Moore v. Walker

This is a bill by appellees filed against appellant to enjoin the change in the natural flow of a stream of water coursing the lands of both parties. The bill seeks to enforce the right of the owners, to have water which flows through their land *Page 630 to continue to flow in its accustomed channels, and natural volume and purity.

The rule sought to be invoked has, of course, its limitations or exceptions, in certain cases, which are unnecessary to mention or discuss in this opinion. See Alabama Coast Line Railroad Co. v. Woolfolk, 178 Ala. 193, 59 So. 633; Killian's Case, 175 Ala. 232, 233, 57 So. 825.

One party has no right by ditching or otherwise to cause water to flow on the lands of another which in the absence of such device would flow in a different direction. Lindsey v. Southern Railway Co., 149 Ala. 349, 43 So. 139; Central of Georgia Railway Co. v. Windham, 126 Ala. 559, 28 So. 392.

The law guards against the diversion of water causing it to flow upon the lands of another without his will and where it did not naturally flow. This is true both as to diversion from running streams and as to diversion of surface water. Lindsey v. Southern Railway Co., 149 Ala. 349, 43 So. 139.

To render a party liable for diverting the flow of water, negligence is not a necessary element to fix liability; the flow of water is governed by well-known laws of nature. A party who cuts ditches or makes waterways on his own land must ascertain whether he will thereby divert the water upon the lands of his neighbor; nor is he excused because it would be diverted only in times of very high water. Lindsey v. Southern Railway Co., 149 Ala. 349, 43 So. 139.

It is common knowledge that at certain seasons of the year, and occasionally at all seasons, heavy rainfall occurs in this state, producing high waters or floods, often filling channels and causing streams to overflow. Such overflows should not be classed as an act of God. It is only unprecedented floods such as could not have been reasonably anticipated that can be so classed. For these man is not answerable. Lindsey v. Southern Railway Co., 149 Ala. 349, 43 So. 139; Gulf Co. v. Walker,132 Ala. 556, 31 So. 374.

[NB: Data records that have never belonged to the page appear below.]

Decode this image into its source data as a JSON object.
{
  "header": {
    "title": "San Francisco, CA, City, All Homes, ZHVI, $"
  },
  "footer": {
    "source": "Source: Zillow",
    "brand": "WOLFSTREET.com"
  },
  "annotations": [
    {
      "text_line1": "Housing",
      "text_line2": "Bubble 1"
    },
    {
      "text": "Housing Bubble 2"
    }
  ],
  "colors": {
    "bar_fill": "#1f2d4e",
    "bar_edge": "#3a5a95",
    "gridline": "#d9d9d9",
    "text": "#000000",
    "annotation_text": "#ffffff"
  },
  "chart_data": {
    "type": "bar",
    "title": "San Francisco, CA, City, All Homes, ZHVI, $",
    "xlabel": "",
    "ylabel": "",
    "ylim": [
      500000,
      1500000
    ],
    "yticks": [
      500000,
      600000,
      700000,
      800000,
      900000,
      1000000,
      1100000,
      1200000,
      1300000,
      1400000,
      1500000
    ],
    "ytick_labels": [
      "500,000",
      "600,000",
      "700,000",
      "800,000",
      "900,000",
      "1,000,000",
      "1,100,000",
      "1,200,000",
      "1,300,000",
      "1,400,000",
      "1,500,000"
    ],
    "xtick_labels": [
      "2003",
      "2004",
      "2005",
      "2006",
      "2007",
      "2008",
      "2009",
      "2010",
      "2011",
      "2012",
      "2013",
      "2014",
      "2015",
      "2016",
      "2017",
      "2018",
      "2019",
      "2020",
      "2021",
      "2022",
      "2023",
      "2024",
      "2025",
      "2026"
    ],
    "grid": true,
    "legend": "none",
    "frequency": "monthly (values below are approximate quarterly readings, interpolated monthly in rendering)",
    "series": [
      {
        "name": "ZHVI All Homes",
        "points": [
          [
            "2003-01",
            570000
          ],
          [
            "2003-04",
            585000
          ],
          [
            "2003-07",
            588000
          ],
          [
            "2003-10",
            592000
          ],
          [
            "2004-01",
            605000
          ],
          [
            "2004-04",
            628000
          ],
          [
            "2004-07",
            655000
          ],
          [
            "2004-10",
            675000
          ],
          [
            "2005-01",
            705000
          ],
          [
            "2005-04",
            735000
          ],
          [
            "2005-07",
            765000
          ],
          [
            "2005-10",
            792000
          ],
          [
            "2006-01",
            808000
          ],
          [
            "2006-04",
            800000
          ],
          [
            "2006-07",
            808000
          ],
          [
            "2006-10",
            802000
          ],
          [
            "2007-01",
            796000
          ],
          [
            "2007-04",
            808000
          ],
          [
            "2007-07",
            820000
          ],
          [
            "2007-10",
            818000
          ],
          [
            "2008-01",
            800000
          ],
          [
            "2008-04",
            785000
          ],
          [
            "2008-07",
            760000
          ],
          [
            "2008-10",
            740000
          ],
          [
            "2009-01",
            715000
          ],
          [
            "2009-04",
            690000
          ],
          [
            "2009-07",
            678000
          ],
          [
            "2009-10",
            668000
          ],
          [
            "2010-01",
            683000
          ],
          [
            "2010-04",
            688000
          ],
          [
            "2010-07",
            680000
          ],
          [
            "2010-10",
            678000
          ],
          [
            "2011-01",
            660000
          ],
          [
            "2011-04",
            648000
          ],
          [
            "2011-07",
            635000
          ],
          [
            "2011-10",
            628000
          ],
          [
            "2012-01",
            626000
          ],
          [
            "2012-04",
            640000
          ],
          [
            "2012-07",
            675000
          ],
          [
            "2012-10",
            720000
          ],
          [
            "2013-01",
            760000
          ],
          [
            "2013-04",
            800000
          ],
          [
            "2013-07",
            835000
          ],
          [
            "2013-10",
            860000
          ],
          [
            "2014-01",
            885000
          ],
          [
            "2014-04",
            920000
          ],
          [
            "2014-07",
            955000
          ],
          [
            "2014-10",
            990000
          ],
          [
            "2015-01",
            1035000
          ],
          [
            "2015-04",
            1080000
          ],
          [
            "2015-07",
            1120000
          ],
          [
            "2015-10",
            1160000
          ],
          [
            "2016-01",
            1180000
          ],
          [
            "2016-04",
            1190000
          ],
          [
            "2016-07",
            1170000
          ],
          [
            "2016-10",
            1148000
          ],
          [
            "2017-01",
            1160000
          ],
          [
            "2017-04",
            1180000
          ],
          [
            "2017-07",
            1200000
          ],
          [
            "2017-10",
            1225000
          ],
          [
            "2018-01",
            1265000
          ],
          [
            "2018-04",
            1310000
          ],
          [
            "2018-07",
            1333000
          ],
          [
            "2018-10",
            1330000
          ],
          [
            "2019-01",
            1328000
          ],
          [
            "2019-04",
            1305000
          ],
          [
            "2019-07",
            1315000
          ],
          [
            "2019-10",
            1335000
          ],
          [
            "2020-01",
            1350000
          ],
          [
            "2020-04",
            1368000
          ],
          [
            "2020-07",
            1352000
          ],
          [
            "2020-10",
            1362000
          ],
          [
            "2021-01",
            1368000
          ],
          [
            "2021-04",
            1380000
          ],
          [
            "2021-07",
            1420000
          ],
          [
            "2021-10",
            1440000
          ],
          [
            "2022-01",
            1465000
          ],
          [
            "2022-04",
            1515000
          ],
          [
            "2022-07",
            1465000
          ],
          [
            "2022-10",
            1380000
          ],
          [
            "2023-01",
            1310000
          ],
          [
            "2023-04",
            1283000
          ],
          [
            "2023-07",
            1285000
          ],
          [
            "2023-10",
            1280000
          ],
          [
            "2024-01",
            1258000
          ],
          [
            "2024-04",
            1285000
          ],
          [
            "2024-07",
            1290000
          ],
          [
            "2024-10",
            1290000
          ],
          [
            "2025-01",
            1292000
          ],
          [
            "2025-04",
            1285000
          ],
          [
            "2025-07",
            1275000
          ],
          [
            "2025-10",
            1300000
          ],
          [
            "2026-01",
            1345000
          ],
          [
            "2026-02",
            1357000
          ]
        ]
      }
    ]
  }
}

All these rules, like most others, have limitations or qualifications. One that might be here stated is that discussed in the following language of Justice Stone. It is not more agreeable to the laws of nature that water should descend than it is that the lands should be farmed and mined; but in many cases they cannot be if an increased volume of water may not be discharged through natural channels and outlets. And the language of Stone, J., was:

"As to the water theretofore accustomed to flow on the lands of the plaintiffs, defendant was not bound to remain inactive. He was permitted to so ditch his own lands as to drain them, provided he did so with a prudent regard to the welfare of his neighbor, and provided he did no more than concentrate the water and cause it to flow more rapidly and in greater volume on the inferior heritage." Walshe v. Dwight Mfg. Co., 178 Ala. 318,319, 59 So. 630, 632.

There are no new or novel doctrines presented by this appeal. The case is typical of its kind; and the rights and equities of the parties depended upon the proof going to establish the averments of the bill and of the answer.

The evidence was largely taken ore tenus before the learned trial judge, who saw the witnesses and heard them testify, and who thereby had advantages for reaching the truth of the matter of which we are deprived. He found that the material averments of the bill were proven, and decreed the relief prayed. While the evidence is not without conflict on material questions, and that of the respondent would support a verdict or decree in his favor, yet we are not inclined to disturb the chancellor's findings or his decree.

There was no misjoinder of complainants fatal to the main equity of the bill — that is, injunctive relief. It is not a bill or an action to recover damages as for creating or maintaining a nuisance. Such damages are purely incidental in a suit like this for injunctive relief. This was pointed out in the cases of Roanoke Guano Co. v. Saunders, 173 Ala. 347,56 So. 198, 35 L.R.A. (N.S.) 491, and Southern Steel Co. v. Hopkins, 174 Ala. 465, 472, 477, 57 So. 11, 40 L.R.A. (N.S.) 464, Ann. Cas. 1914B, 692.

We find no reversible error, and the decree of the trial judge must be affirmed.

Affirmed.

ANDERSON, C. J., and SOMERVILLE and THOMAS, JJ., concur.